Una boccata di ossigeno durata alcune ore, dalla mattina fino al pomeriggio, sempre scortata dalla polizia penitenziaria in borghese ma sempre assieme al marito Stefano e ai due figli, Davide e Gioele, che ha potuto riabbracciare da donna apparentemente libera. Verso le 10 è arrivata nella chiesa di San Procolo nel centro di Bologna dove è stata celebrata la messa in ricordo del suocero. Poi prima di pranzo una breve cerimonia nella chiesetta di Santa Cristina a Ripoli Santa Cristina, il paesino sull'Appennino bolognese dove Annamaria e la sua famiglia si erano trasferiti dopo l'incubo di Cogne. Subito dopo la tumulazione nello stesso cimitero dove riposa Samuele, come aveva anticipato Stefano Lorenzi in un ricordo del padre letto in chiesa. Difesa da un cordone di amici e parenti (che, in un clima molto teso, l'hanno protetta da giornalisti e fotografi sottraendola alla loro vista tutto il tempo), è rimasta nella sua casa di Ripoli fino alle 16.30. Poi in macchina di nuovo alla Dozza.

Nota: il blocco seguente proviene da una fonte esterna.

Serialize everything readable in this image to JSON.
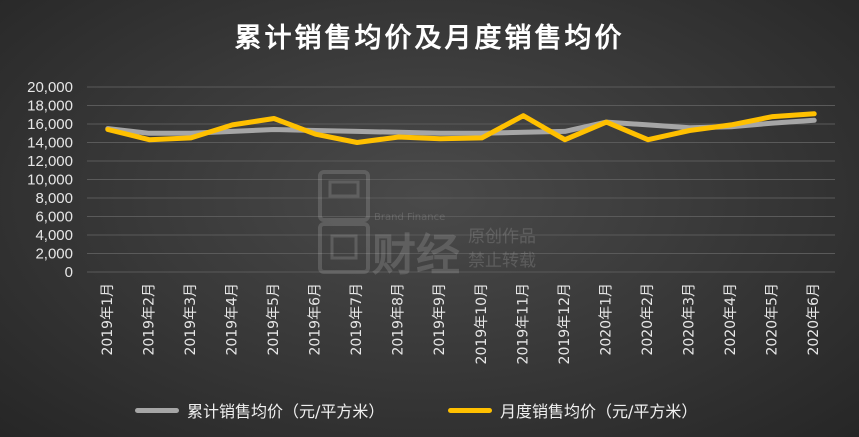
{
  "title": "累计销售均价及月度销售均价",
  "legend": {
    "cumulative": "累计销售均价（元/平方米）",
    "monthly": "月度销售均价（元/平方米）"
  },
  "watermark": {
    "brand_en": "Brand Finance",
    "brand_cn": "财经",
    "line1": "原创作品",
    "line2": "禁止转载"
  },
  "colors": {
    "cumulative": "#a6a6a6",
    "monthly": "#ffc000",
    "grid": "#5a5a5a",
    "text": "#e6e6e6"
  },
  "chart_data": {
    "type": "line",
    "title": "累计销售均价及月度销售均价",
    "categories": [
      "2019年1月",
      "2019年2月",
      "2019年3月",
      "2019年4月",
      "2019年5月",
      "2019年6月",
      "2019年7月",
      "2019年8月",
      "2019年9月",
      "2019年10月",
      "2019年11月",
      "2019年12月",
      "2020年1月",
      "2020年2月",
      "2020年3月",
      "2020年4月",
      "2020年5月",
      "2020年6月"
    ],
    "yticks": [
      "0",
      "2,000",
      "4,000",
      "6,000",
      "8,000",
      "10,000",
      "12,000",
      "14,000",
      "16,000",
      "18,000",
      "20,000"
    ],
    "ylim": [
      0,
      20000
    ],
    "grid": true,
    "legend_position": "bottom",
    "series": [
      {
        "name": "累计销售均价（元/平方米）",
        "values": [
          15500,
          15000,
          15000,
          15200,
          15400,
          15300,
          15200,
          15100,
          15000,
          15000,
          15100,
          15200,
          16200,
          15900,
          15600,
          15700,
          16100,
          16400
        ]
      },
      {
        "name": "月度销售均价（元/平方米）",
        "values": [
          15400,
          14300,
          14500,
          15900,
          16600,
          14900,
          14000,
          14600,
          14400,
          14500,
          16900,
          14300,
          16200,
          14300,
          15300,
          15900,
          16800,
          17100
        ]
      }
    ]
  }
}
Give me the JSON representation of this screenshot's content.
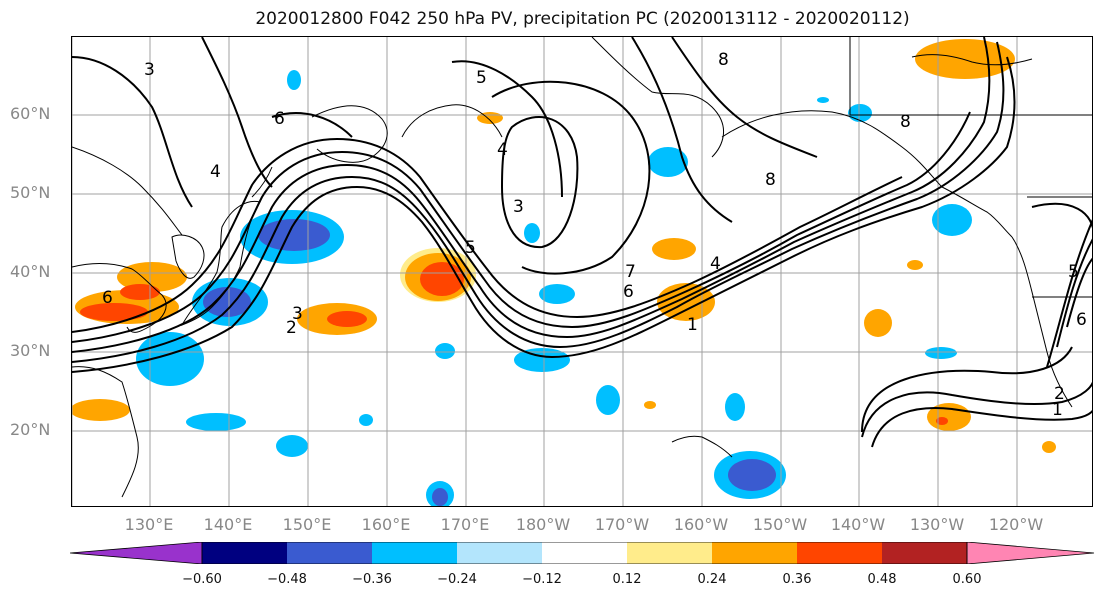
{
  "title": "2020012800 F042 250 hPa PV, precipitation PC (2020013112 - 2020020112)",
  "lat_labels": [
    "60°N",
    "50°N",
    "40°N",
    "30°N",
    "20°N"
  ],
  "lon_labels": [
    "130°E",
    "140°E",
    "150°E",
    "160°E",
    "170°E",
    "180°W",
    "170°W",
    "160°W",
    "150°W",
    "140°W",
    "130°W",
    "120°W"
  ],
  "colorbar": {
    "ticks": [
      "−0.60",
      "−0.48",
      "−0.36",
      "−0.24",
      "−0.12",
      "0.12",
      "0.24",
      "0.36",
      "0.48",
      "0.60"
    ],
    "colors": [
      "#9932cc",
      "#000080",
      "#3a5bd0",
      "#00bfff",
      "#b3e5fc",
      "#ffffff",
      "#ffec8b",
      "#ffa500",
      "#ff4500",
      "#b22222",
      "#ff85b3"
    ]
  },
  "contour_labels": [
    "3",
    "6",
    "4",
    "3",
    "5",
    "4",
    "8",
    "8",
    "8",
    "6",
    "5",
    "7",
    "6",
    "4",
    "1",
    "2",
    "3",
    "6",
    "2",
    "1",
    "5"
  ],
  "colors": {
    "orange": "#ffa500",
    "red": "#ff4500",
    "yellow": "#ffec8b",
    "cyan": "#00bfff",
    "blue": "#3a5bd0",
    "lightblue": "#b3e5fc",
    "grid": "#a0a0a0"
  }
}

Una giornata eccezionale per la Franzoni, che ci teneva molto a esserci: dopo Stefano, Mario Lorenzi è stato l'uomo che più l'ha difesa pubblicamente. Tant'è che, come ha riferito uno dei suoi difensori, l'avvocato Paola Savio, oggi Annamaria "è una donna sofferente per la perdita di un uomo perbene". E ha aggiunto: "Le è mancato l'uomo che più è stato vicino alla sua famiglia per otto anni".

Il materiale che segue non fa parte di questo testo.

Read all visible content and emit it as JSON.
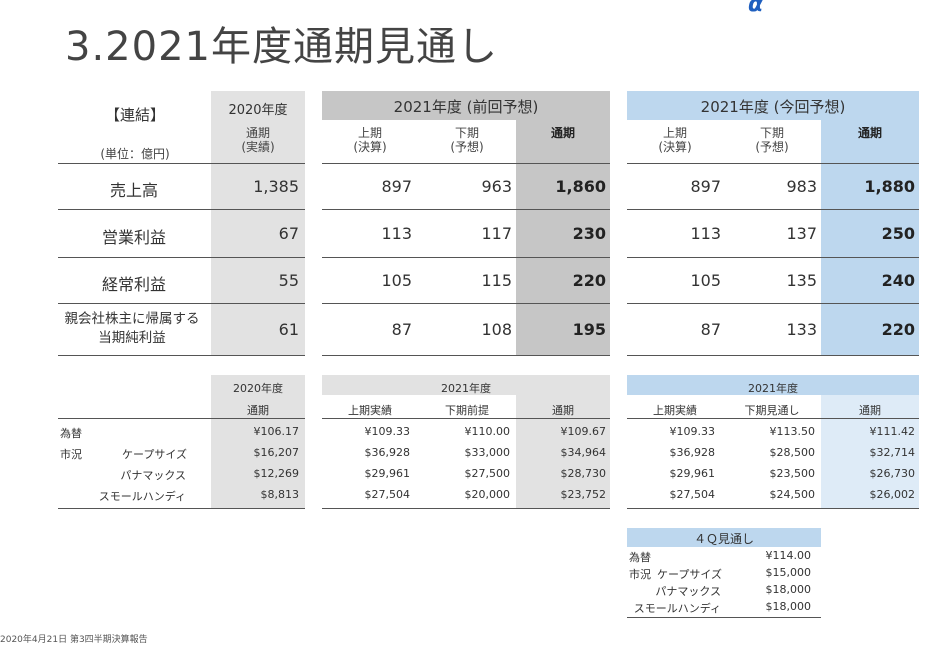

Nel 2004, subito dopo aver saputo della prima condanna a 30 anni, il nonno di Samuele si sfogò dicendo: "Ho la tentazione di chiedere la cittadinanza irachena piuttosto che quella italiana, e di strappare la carta di identità". E poi: "Non siamo correi di una assassina. Se ci fosse stato qualcosa ce ne saremmo accorti. Eravamo sul posto subito e non abbiamo mai avuto il minimo dubbio".

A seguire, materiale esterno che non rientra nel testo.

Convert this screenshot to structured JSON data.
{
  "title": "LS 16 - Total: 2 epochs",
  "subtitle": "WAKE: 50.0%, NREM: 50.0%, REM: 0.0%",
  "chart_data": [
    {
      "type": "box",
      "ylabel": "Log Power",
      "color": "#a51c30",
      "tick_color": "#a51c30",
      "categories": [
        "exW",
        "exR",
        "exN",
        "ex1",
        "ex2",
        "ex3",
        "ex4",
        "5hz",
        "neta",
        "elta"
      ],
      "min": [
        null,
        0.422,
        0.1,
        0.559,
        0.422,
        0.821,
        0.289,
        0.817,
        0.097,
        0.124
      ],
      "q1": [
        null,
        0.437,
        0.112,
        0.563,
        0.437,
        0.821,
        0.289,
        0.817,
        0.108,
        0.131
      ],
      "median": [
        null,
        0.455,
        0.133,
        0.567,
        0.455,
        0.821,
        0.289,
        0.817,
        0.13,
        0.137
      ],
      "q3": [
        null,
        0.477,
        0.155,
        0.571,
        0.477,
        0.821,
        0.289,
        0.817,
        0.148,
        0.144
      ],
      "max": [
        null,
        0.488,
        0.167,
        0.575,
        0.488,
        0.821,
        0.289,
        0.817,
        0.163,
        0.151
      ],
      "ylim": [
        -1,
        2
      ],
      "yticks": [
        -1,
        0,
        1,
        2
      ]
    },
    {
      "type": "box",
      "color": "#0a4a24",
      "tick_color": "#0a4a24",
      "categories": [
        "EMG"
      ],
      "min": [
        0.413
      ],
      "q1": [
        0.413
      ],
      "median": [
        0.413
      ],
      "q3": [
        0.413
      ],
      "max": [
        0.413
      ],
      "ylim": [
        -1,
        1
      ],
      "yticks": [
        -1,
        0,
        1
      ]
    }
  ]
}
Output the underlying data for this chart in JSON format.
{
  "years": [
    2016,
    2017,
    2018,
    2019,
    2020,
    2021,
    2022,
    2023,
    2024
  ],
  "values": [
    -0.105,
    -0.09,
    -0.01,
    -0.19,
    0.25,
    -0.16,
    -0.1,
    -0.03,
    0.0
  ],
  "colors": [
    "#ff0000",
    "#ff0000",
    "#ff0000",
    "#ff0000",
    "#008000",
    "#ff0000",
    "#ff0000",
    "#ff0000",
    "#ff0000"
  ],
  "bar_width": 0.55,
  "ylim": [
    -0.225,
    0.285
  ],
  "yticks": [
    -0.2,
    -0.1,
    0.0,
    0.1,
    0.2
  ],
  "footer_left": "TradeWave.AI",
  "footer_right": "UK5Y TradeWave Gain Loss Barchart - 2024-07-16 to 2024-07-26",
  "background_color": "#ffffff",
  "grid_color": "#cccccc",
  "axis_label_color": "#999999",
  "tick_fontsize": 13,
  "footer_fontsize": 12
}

E fu sempre lui a portarle alcuni vestiti poche ore dopo l'ingresso in carcere. Anche per questo era importante per Annamaria che arrivasse l'ok del giudice di sorveglianza. Un permesso che però non è stato un privilegio, ha chiarito la Savio, presente anche lei ai funerali ("Mi faceva piacere esserci e non me l'ha chiesto nessuno"). Quello alla Franzoni "non è un permesso di quelli che solitamente vengono concessi in casi come questi", ha spiegato, in quanto la donna fuori dal carcere è sempre stata scortata, anche in chiesa. "La sua era una richiesta assolutamente normale - ha continuato - e la concessione dimostra che anche i giudici capiscono l'umana pietà".